In a 2005 article entitled “Molecular Terrorism,” Gary Tunsky credited both the Scotts and the Nicolsons with creating a growing public awareness of the mysterious and debilitating effects of mycoplasma infection.
“Chances are if you feel sick and tired and your doctor is unable to make a definite diagnosis because lab tests, blood chemistry profiles and tissue cultures fail to reveal any disease pathogen, you might very well be infected with Mycoplasma,” suggested Tunsky.
“Since Mycoplasma cannot be successfully treated with the usual short course duration of antibiotics due to their intracellular location, slow proliferation rate and inherent resistance to
most antibiotics, the few Mycoplasma experts that specialize in this field are recommending six-months to one year of non-stop treatments using strong antibiotics such as Cipro and Doxycycline,” he added. “However, if a patient does not want to destroy their body and immune system with Cipro and Doxycycline, a total overhaul of every cell from head to toe using a multi-faceted, non-toxic, holistic treatment approach is absolutely necessary to overcome Mycoplasma infections naturally. This is why vitamins and nutritional supplementation are so important in the therapy.”

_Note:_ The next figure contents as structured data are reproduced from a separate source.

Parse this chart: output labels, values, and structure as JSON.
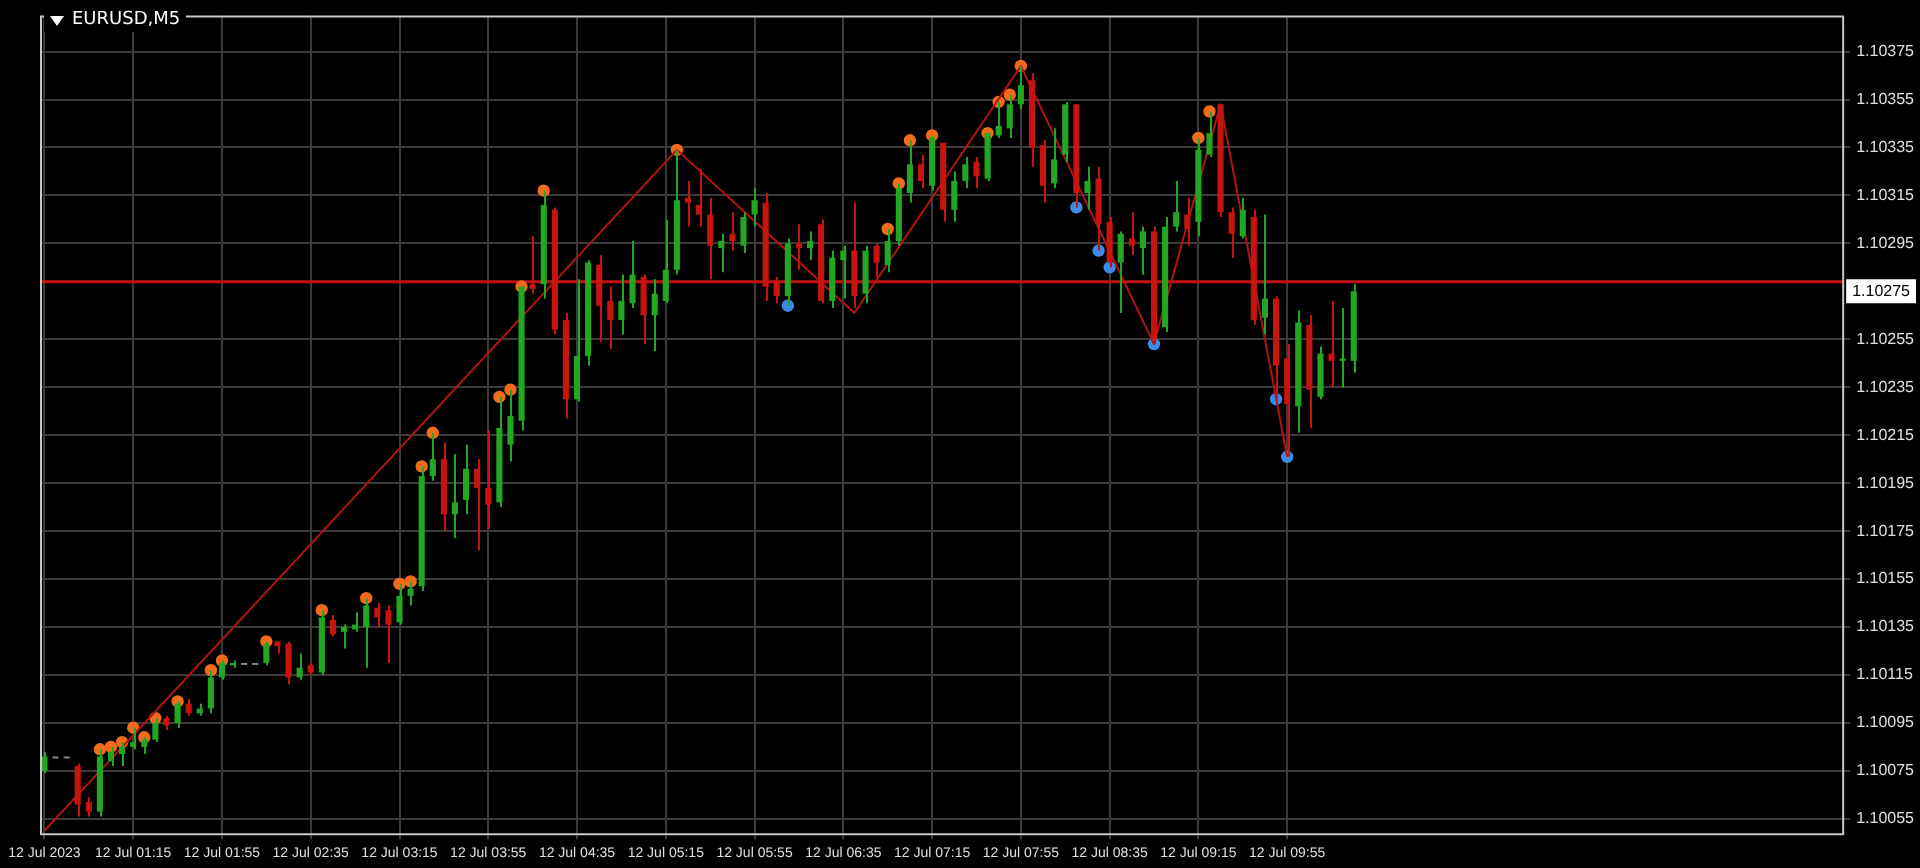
{
  "chart_data": {
    "type": "candlestick",
    "title": "EURUSD,M5",
    "x": [
      "2023-07-12T00:35",
      "2023-07-12T00:40",
      "2023-07-12T00:45",
      "2023-07-12T00:50",
      "2023-07-12T00:55",
      "2023-07-12T01:00",
      "2023-07-12T01:05",
      "2023-07-12T01:10",
      "2023-07-12T01:15",
      "2023-07-12T01:20",
      "2023-07-12T01:25",
      "2023-07-12T01:30",
      "2023-07-12T01:35",
      "2023-07-12T01:40",
      "2023-07-12T01:45",
      "2023-07-12T01:50",
      "2023-07-12T01:55",
      "2023-07-12T02:00",
      "2023-07-12T02:05",
      "2023-07-12T02:10",
      "2023-07-12T02:15",
      "2023-07-12T02:20",
      "2023-07-12T02:25",
      "2023-07-12T02:30",
      "2023-07-12T02:35",
      "2023-07-12T02:40",
      "2023-07-12T02:45",
      "2023-07-12T02:50",
      "2023-07-12T02:55",
      "2023-07-12T03:00",
      "2023-07-12T03:05",
      "2023-07-12T03:10",
      "2023-07-12T03:15",
      "2023-07-12T03:20",
      "2023-07-12T03:25",
      "2023-07-12T03:30",
      "2023-07-12T03:35",
      "2023-07-12T03:40",
      "2023-07-12T03:45",
      "2023-07-12T03:50",
      "2023-07-12T03:55",
      "2023-07-12T04:00",
      "2023-07-12T04:05",
      "2023-07-12T04:10",
      "2023-07-12T04:15",
      "2023-07-12T04:20",
      "2023-07-12T04:25",
      "2023-07-12T04:30",
      "2023-07-12T04:35",
      "2023-07-12T04:40",
      "2023-07-12T04:45",
      "2023-07-12T04:50",
      "2023-07-12T04:55",
      "2023-07-12T05:00",
      "2023-07-12T05:05",
      "2023-07-12T05:10",
      "2023-07-12T05:15",
      "2023-07-12T05:20",
      "2023-07-12T05:25",
      "2023-07-12T05:30",
      "2023-07-12T05:35",
      "2023-07-12T05:40",
      "2023-07-12T05:45",
      "2023-07-12T05:50",
      "2023-07-12T05:55",
      "2023-07-12T06:00",
      "2023-07-12T06:05",
      "2023-07-12T06:10",
      "2023-07-12T06:15",
      "2023-07-12T06:20",
      "2023-07-12T06:25",
      "2023-07-12T06:30",
      "2023-07-12T06:35",
      "2023-07-12T06:40",
      "2023-07-12T06:45",
      "2023-07-12T06:50",
      "2023-07-12T06:55",
      "2023-07-12T07:00",
      "2023-07-12T07:05",
      "2023-07-12T07:10",
      "2023-07-12T07:15",
      "2023-07-12T07:20",
      "2023-07-12T07:25",
      "2023-07-12T07:30",
      "2023-07-12T07:35",
      "2023-07-12T07:40",
      "2023-07-12T07:45",
      "2023-07-12T07:50",
      "2023-07-12T07:55",
      "2023-07-12T08:00",
      "2023-07-12T08:05",
      "2023-07-12T08:10",
      "2023-07-12T08:15",
      "2023-07-12T08:20",
      "2023-07-12T08:25",
      "2023-07-12T08:30",
      "2023-07-12T08:35",
      "2023-07-12T08:40",
      "2023-07-12T08:45",
      "2023-07-12T08:50",
      "2023-07-12T08:55",
      "2023-07-12T09:00",
      "2023-07-12T09:05",
      "2023-07-12T09:10",
      "2023-07-12T09:15",
      "2023-07-12T09:20",
      "2023-07-12T09:25",
      "2023-07-12T09:30",
      "2023-07-12T09:35",
      "2023-07-12T09:40",
      "2023-07-12T09:45",
      "2023-07-12T09:50",
      "2023-07-12T09:55",
      "2023-07-12T10:00",
      "2023-07-12T10:05",
      "2023-07-12T10:10",
      "2023-07-12T10:15",
      "2023-07-12T10:20",
      "2023-07-12T10:25"
    ],
    "ohlc": [
      [
        1.10075,
        1.10083,
        1.10074,
        1.10081
      ],
      [
        1.10081,
        1.10081,
        1.10081,
        1.10081
      ],
      [
        1.10081,
        1.10081,
        1.10081,
        1.10081
      ],
      [
        1.10077,
        1.10078,
        1.10056,
        1.10061
      ],
      [
        1.10062,
        1.10064,
        1.10056,
        1.10058
      ],
      [
        1.10058,
        1.10084,
        1.10056,
        1.10081
      ],
      [
        1.10079,
        1.10085,
        1.10077,
        1.10083
      ],
      [
        1.10082,
        1.10087,
        1.10077,
        1.10085
      ],
      [
        1.10085,
        1.10093,
        1.10084,
        1.10087
      ],
      [
        1.10085,
        1.10089,
        1.10082,
        1.10088
      ],
      [
        1.10088,
        1.10097,
        1.10087,
        1.10095
      ],
      [
        1.10097,
        1.10098,
        1.10092,
        1.10094
      ],
      [
        1.10095,
        1.10104,
        1.10093,
        1.10103
      ],
      [
        1.10103,
        1.10105,
        1.10098,
        1.10099
      ],
      [
        1.10099,
        1.10103,
        1.10098,
        1.10101
      ],
      [
        1.10101,
        1.10117,
        1.10099,
        1.10114
      ],
      [
        1.10114,
        1.10121,
        1.10113,
        1.1012
      ],
      [
        1.10119,
        1.10121,
        1.10118,
        1.1012
      ],
      [
        1.1012,
        1.1012,
        1.1012,
        1.1012
      ],
      [
        1.1012,
        1.1012,
        1.1012,
        1.1012
      ],
      [
        1.1012,
        1.10129,
        1.10119,
        1.10128
      ],
      [
        1.10129,
        1.10129,
        1.10124,
        1.10127
      ],
      [
        1.10128,
        1.10129,
        1.10111,
        1.10114
      ],
      [
        1.10114,
        1.10124,
        1.10113,
        1.10118
      ],
      [
        1.10119,
        1.1012,
        1.10115,
        1.10116
      ],
      [
        1.10116,
        1.10142,
        1.10115,
        1.10139
      ],
      [
        1.10138,
        1.1014,
        1.10131,
        1.10132
      ],
      [
        1.10133,
        1.10136,
        1.10126,
        1.10135
      ],
      [
        1.10134,
        1.10141,
        1.10133,
        1.10136
      ],
      [
        1.10135,
        1.10147,
        1.10118,
        1.10144
      ],
      [
        1.10143,
        1.10145,
        1.10135,
        1.10139
      ],
      [
        1.10142,
        1.10144,
        1.1012,
        1.10136
      ],
      [
        1.10137,
        1.10153,
        1.10136,
        1.10148
      ],
      [
        1.10148,
        1.10154,
        1.10144,
        1.10151
      ],
      [
        1.10152,
        1.10202,
        1.1015,
        1.10198
      ],
      [
        1.10198,
        1.10216,
        1.10196,
        1.10205
      ],
      [
        1.10205,
        1.10212,
        1.10175,
        1.10182
      ],
      [
        1.10182,
        1.10207,
        1.10172,
        1.10187
      ],
      [
        1.10188,
        1.10211,
        1.10182,
        1.10201
      ],
      [
        1.10201,
        1.10205,
        1.10167,
        1.10193
      ],
      [
        1.10193,
        1.10217,
        1.10176,
        1.10186
      ],
      [
        1.10187,
        1.10231,
        1.10185,
        1.10218
      ],
      [
        1.10211,
        1.10234,
        1.10204,
        1.10223
      ],
      [
        1.10221,
        1.10277,
        1.10217,
        1.10277
      ],
      [
        1.10278,
        1.10298,
        1.10274,
        1.10276
      ],
      [
        1.10278,
        1.10317,
        1.10272,
        1.10311
      ],
      [
        1.10309,
        1.1031,
        1.10257,
        1.10259
      ],
      [
        1.10263,
        1.10266,
        1.10222,
        1.1023
      ],
      [
        1.1023,
        1.1028,
        1.10229,
        1.10248
      ],
      [
        1.10248,
        1.10288,
        1.10244,
        1.10287
      ],
      [
        1.10286,
        1.1029,
        1.10254,
        1.10269
      ],
      [
        1.10271,
        1.10277,
        1.10251,
        1.10263
      ],
      [
        1.10263,
        1.10282,
        1.10257,
        1.10271
      ],
      [
        1.1027,
        1.10296,
        1.10268,
        1.10282
      ],
      [
        1.10281,
        1.10282,
        1.10253,
        1.10265
      ],
      [
        1.10265,
        1.1028,
        1.1025,
        1.10274
      ],
      [
        1.10271,
        1.10305,
        1.1027,
        1.10284
      ],
      [
        1.10284,
        1.10334,
        1.10282,
        1.10313
      ],
      [
        1.10314,
        1.10321,
        1.10302,
        1.10312
      ],
      [
        1.10311,
        1.10326,
        1.10302,
        1.10307
      ],
      [
        1.10307,
        1.10314,
        1.1028,
        1.10294
      ],
      [
        1.10293,
        1.10299,
        1.10283,
        1.10296
      ],
      [
        1.10299,
        1.10308,
        1.10292,
        1.10296
      ],
      [
        1.10294,
        1.10308,
        1.10291,
        1.10306
      ],
      [
        1.10307,
        1.10318,
        1.10302,
        1.10313
      ],
      [
        1.10312,
        1.10316,
        1.10271,
        1.10277
      ],
      [
        1.10279,
        1.10281,
        1.1027,
        1.10273
      ],
      [
        1.10273,
        1.10297,
        1.10269,
        1.10295
      ],
      [
        1.10295,
        1.10303,
        1.10284,
        1.10293
      ],
      [
        1.10293,
        1.103,
        1.10288,
        1.10296
      ],
      [
        1.10303,
        1.10305,
        1.1027,
        1.10271
      ],
      [
        1.10271,
        1.10292,
        1.10268,
        1.10289
      ],
      [
        1.10288,
        1.10294,
        1.10272,
        1.10292
      ],
      [
        1.10292,
        1.10312,
        1.10268,
        1.10273
      ],
      [
        1.10274,
        1.10294,
        1.1027,
        1.10292
      ],
      [
        1.10294,
        1.10295,
        1.10281,
        1.10287
      ],
      [
        1.10286,
        1.10301,
        1.10283,
        1.10296
      ],
      [
        1.10296,
        1.1032,
        1.10294,
        1.10318
      ],
      [
        1.10316,
        1.10338,
        1.10312,
        1.10328
      ],
      [
        1.10328,
        1.10332,
        1.10318,
        1.10321
      ],
      [
        1.10319,
        1.1034,
        1.10317,
        1.10339
      ],
      [
        1.10337,
        1.10337,
        1.10304,
        1.10309
      ],
      [
        1.10309,
        1.10325,
        1.10304,
        1.10321
      ],
      [
        1.10321,
        1.10331,
        1.10318,
        1.10328
      ],
      [
        1.10329,
        1.10331,
        1.10318,
        1.10323
      ],
      [
        1.10322,
        1.10341,
        1.10321,
        1.10341
      ],
      [
        1.1034,
        1.10354,
        1.10339,
        1.10344
      ],
      [
        1.10343,
        1.10357,
        1.10339,
        1.10353
      ],
      [
        1.10353,
        1.10369,
        1.10351,
        1.10361
      ],
      [
        1.10363,
        1.10366,
        1.10327,
        1.10335
      ],
      [
        1.10336,
        1.10338,
        1.10312,
        1.10319
      ],
      [
        1.1032,
        1.10343,
        1.10318,
        1.1033
      ],
      [
        1.10332,
        1.10354,
        1.10329,
        1.10353
      ],
      [
        1.10353,
        1.10353,
        1.1031,
        1.10316
      ],
      [
        1.10316,
        1.10327,
        1.10309,
        1.10321
      ],
      [
        1.10322,
        1.10327,
        1.10292,
        1.10303
      ],
      [
        1.10304,
        1.10306,
        1.10285,
        1.10287
      ],
      [
        1.10287,
        1.103,
        1.10266,
        1.10299
      ],
      [
        1.10297,
        1.10308,
        1.1029,
        1.10294
      ],
      [
        1.10293,
        1.10302,
        1.10282,
        1.103
      ],
      [
        1.103,
        1.10302,
        1.10253,
        1.10255
      ],
      [
        1.1026,
        1.10306,
        1.10258,
        1.10302
      ],
      [
        1.10302,
        1.10321,
        1.103,
        1.10308
      ],
      [
        1.10307,
        1.10314,
        1.10294,
        1.10301
      ],
      [
        1.10304,
        1.10339,
        1.10298,
        1.10334
      ],
      [
        1.10332,
        1.1035,
        1.10331,
        1.10341
      ],
      [
        1.10353,
        1.10353,
        1.10306,
        1.10308
      ],
      [
        1.10308,
        1.1031,
        1.10289,
        1.10299
      ],
      [
        1.10298,
        1.10314,
        1.10297,
        1.10309
      ],
      [
        1.10306,
        1.10309,
        1.10261,
        1.10263
      ],
      [
        1.10264,
        1.10307,
        1.10257,
        1.10272
      ],
      [
        1.10272,
        1.10273,
        1.1023,
        1.10244
      ],
      [
        1.10247,
        1.10253,
        1.10206,
        1.10228
      ],
      [
        1.10227,
        1.10267,
        1.10216,
        1.10262
      ],
      [
        1.10261,
        1.10265,
        1.10218,
        1.10234
      ],
      [
        1.10231,
        1.10252,
        1.1023,
        1.10249
      ],
      [
        1.10249,
        1.10271,
        1.10235,
        1.10246
      ],
      [
        1.10246,
        1.10268,
        1.10235,
        1.10247
      ],
      [
        1.10246,
        1.10278,
        1.10241,
        1.10275
      ]
    ],
    "colors": [
      "#22a722",
      "#8a8a8a",
      "#8a8a8a",
      "#c8140f",
      "#c8140f",
      "#22a722",
      "#22a722",
      "#22a722",
      "#22a722",
      "#22a722",
      "#22a722",
      "#c8140f",
      "#22a722",
      "#c8140f",
      "#22a722",
      "#22a722",
      "#22a722",
      "#22a722",
      "#8a8a8a",
      "#8a8a8a",
      "#22a722",
      "#c8140f",
      "#c8140f",
      "#22a722",
      "#c8140f",
      "#22a722",
      "#c8140f",
      "#22a722",
      "#22a722",
      "#22a722",
      "#c8140f",
      "#c8140f",
      "#22a722",
      "#22a722",
      "#22a722",
      "#22a722",
      "#c8140f",
      "#22a722",
      "#22a722",
      "#c8140f",
      "#c8140f",
      "#22a722",
      "#22a722",
      "#22a722",
      "#c8140f",
      "#22a722",
      "#c8140f",
      "#c8140f",
      "#22a722",
      "#22a722",
      "#c8140f",
      "#c8140f",
      "#22a722",
      "#22a722",
      "#c8140f",
      "#22a722",
      "#22a722",
      "#22a722",
      "#c8140f",
      "#c8140f",
      "#c8140f",
      "#22a722",
      "#c8140f",
      "#22a722",
      "#22a722",
      "#c8140f",
      "#c8140f",
      "#22a722",
      "#c8140f",
      "#22a722",
      "#c8140f",
      "#22a722",
      "#22a722",
      "#c8140f",
      "#22a722",
      "#c8140f",
      "#22a722",
      "#22a722",
      "#22a722",
      "#c8140f",
      "#22a722",
      "#c8140f",
      "#22a722",
      "#22a722",
      "#c8140f",
      "#22a722",
      "#22a722",
      "#22a722",
      "#22a722",
      "#c8140f",
      "#c8140f",
      "#22a722",
      "#22a722",
      "#c8140f",
      "#22a722",
      "#c8140f",
      "#c8140f",
      "#22a722",
      "#c8140f",
      "#22a722",
      "#c8140f",
      "#22a722",
      "#22a722",
      "#c8140f",
      "#22a722",
      "#22a722",
      "#c8140f",
      "#c8140f",
      "#22a722",
      "#c8140f",
      "#22a722",
      "#c8140f",
      "#c8140f",
      "#22a722",
      "#c8140f",
      "#22a722",
      "#c8140f",
      "#22a722",
      "#22a722"
    ],
    "series": [
      {
        "type": "line",
        "color": "#b01414",
        "x": [
          "2023-07-12T00:35",
          "2023-07-12T05:20",
          "2023-07-12T06:40",
          "2023-07-12T07:55",
          "2023-07-12T08:55",
          "2023-07-12T09:25",
          "2023-07-12T09:55"
        ],
        "values": [
          1.1005,
          1.10334,
          1.10266,
          1.10369,
          1.10253,
          1.10353,
          1.10206
        ]
      },
      {
        "type": "scatter",
        "marker": "circle",
        "color": "#f26a1b",
        "x": [
          "2023-07-12T01:00",
          "2023-07-12T01:05",
          "2023-07-12T01:10",
          "2023-07-12T01:15",
          "2023-07-12T01:20",
          "2023-07-12T01:25",
          "2023-07-12T01:35",
          "2023-07-12T01:50",
          "2023-07-12T01:55",
          "2023-07-12T02:15",
          "2023-07-12T02:40",
          "2023-07-12T03:00",
          "2023-07-12T03:15",
          "2023-07-12T03:20",
          "2023-07-12T03:25",
          "2023-07-12T03:30",
          "2023-07-12T04:00",
          "2023-07-12T04:05",
          "2023-07-12T04:10",
          "2023-07-12T04:20",
          "2023-07-12T05:20",
          "2023-07-12T06:55",
          "2023-07-12T07:00",
          "2023-07-12T07:05",
          "2023-07-12T07:15",
          "2023-07-12T07:40",
          "2023-07-12T07:45",
          "2023-07-12T07:50",
          "2023-07-12T07:55",
          "2023-07-12T09:15",
          "2023-07-12T09:20"
        ],
        "values": [
          1.10084,
          1.10085,
          1.10087,
          1.10093,
          1.10089,
          1.10097,
          1.10104,
          1.10117,
          1.10121,
          1.10129,
          1.10142,
          1.10147,
          1.10153,
          1.10154,
          1.10202,
          1.10216,
          1.10231,
          1.10234,
          1.10277,
          1.10317,
          1.10334,
          1.10301,
          1.1032,
          1.10338,
          1.1034,
          1.10341,
          1.10354,
          1.10357,
          1.10369,
          1.10339,
          1.1035
        ]
      },
      {
        "type": "scatter",
        "marker": "circle",
        "color": "#3d8be8",
        "x": [
          "2023-07-12T06:10",
          "2023-07-12T08:20",
          "2023-07-12T08:30",
          "2023-07-12T08:35",
          "2023-07-12T08:55",
          "2023-07-12T09:50",
          "2023-07-12T09:55"
        ],
        "values": [
          1.10269,
          1.1031,
          1.10292,
          1.10285,
          1.10253,
          1.1023,
          1.10206
        ]
      }
    ],
    "xlim": [
      "2023-07-12T00:33",
      "2023-07-12T14:06"
    ],
    "xticks": [
      {
        "value": "2023-07-12T00:35",
        "label": "12 Jul 2023"
      },
      {
        "value": "2023-07-12T01:15",
        "label": "12 Jul 01:15"
      },
      {
        "value": "2023-07-12T01:55",
        "label": "12 Jul 01:55"
      },
      {
        "value": "2023-07-12T02:35",
        "label": "12 Jul 02:35"
      },
      {
        "value": "2023-07-12T03:15",
        "label": "12 Jul 03:15"
      },
      {
        "value": "2023-07-12T03:55",
        "label": "12 Jul 03:55"
      },
      {
        "value": "2023-07-12T04:35",
        "label": "12 Jul 04:35"
      },
      {
        "value": "2023-07-12T05:15",
        "label": "12 Jul 05:15"
      },
      {
        "value": "2023-07-12T05:55",
        "label": "12 Jul 05:55"
      },
      {
        "value": "2023-07-12T06:35",
        "label": "12 Jul 06:35"
      },
      {
        "value": "2023-07-12T07:15",
        "label": "12 Jul 07:15"
      },
      {
        "value": "2023-07-12T07:55",
        "label": "12 Jul 07:55"
      },
      {
        "value": "2023-07-12T08:35",
        "label": "12 Jul 08:35"
      },
      {
        "value": "2023-07-12T09:15",
        "label": "12 Jul 09:15"
      },
      {
        "value": "2023-07-12T09:55",
        "label": "12 Jul 09:55"
      }
    ],
    "ylim": [
      1.10049,
      1.1039
    ],
    "yticks": [
      1.10055,
      1.10075,
      1.10095,
      1.10115,
      1.10135,
      1.10155,
      1.10175,
      1.10195,
      1.10215,
      1.10235,
      1.10255,
      1.10295,
      1.10315,
      1.10335,
      1.10355,
      1.10375
    ],
    "grid": true,
    "ref_lines": [
      {
        "axis": "y",
        "value": 1.10279,
        "color": "#c01414"
      }
    ],
    "annotations": [
      {
        "text": "1.10275",
        "y": 1.10275
      }
    ]
  }
}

Tunsky said the reason so many Americans are caught up in a medical merry-go-round of being bounced from one doctor to the next without ever receiving a proper diagnosis is that mainstream medical doctors are not trained to find hard-to-detect pathogens. “Since mycoplasma hides intra-cellularly and invades multiple organs and systems, it manifests a vast array of symptoms throughout the whole body, making a correct diagnosis virtually impossible for a mainstream doctor’s linear, magic bullet mentality,” he explained. Such inability to make a quick and simple diagnosis lies behind the mysterious malady that struck members of the U.S. military in the Persian Gulf War of 1990–91.
GULF WAR SYNDROME
AFTER SADDAM OBTAINED a stockpile of the brucellosis, it was discovered that this contagious designer bacteria had mutated and become airborne. And it was too late. According to the Scotts, Saddam used his toxins on American troops during the Persian Gulf War. This attack by mycoplasma, exacerbated by the impaired immunization systems caused by untested vaccines, the depleted uranium used in antitank shells, and oil well fires, combined in a toxic mixture resulting in the illness known as Gulf War syndrome. “Researchers could only look dumbly on when 100,000 veterans returned from the Gulf War presenting all of the brucellosis symptoms…. And the Pentagon could only take up the tried and tested myth that the veterans were not really sick at all. They only imagined they were,” the Scotts explained.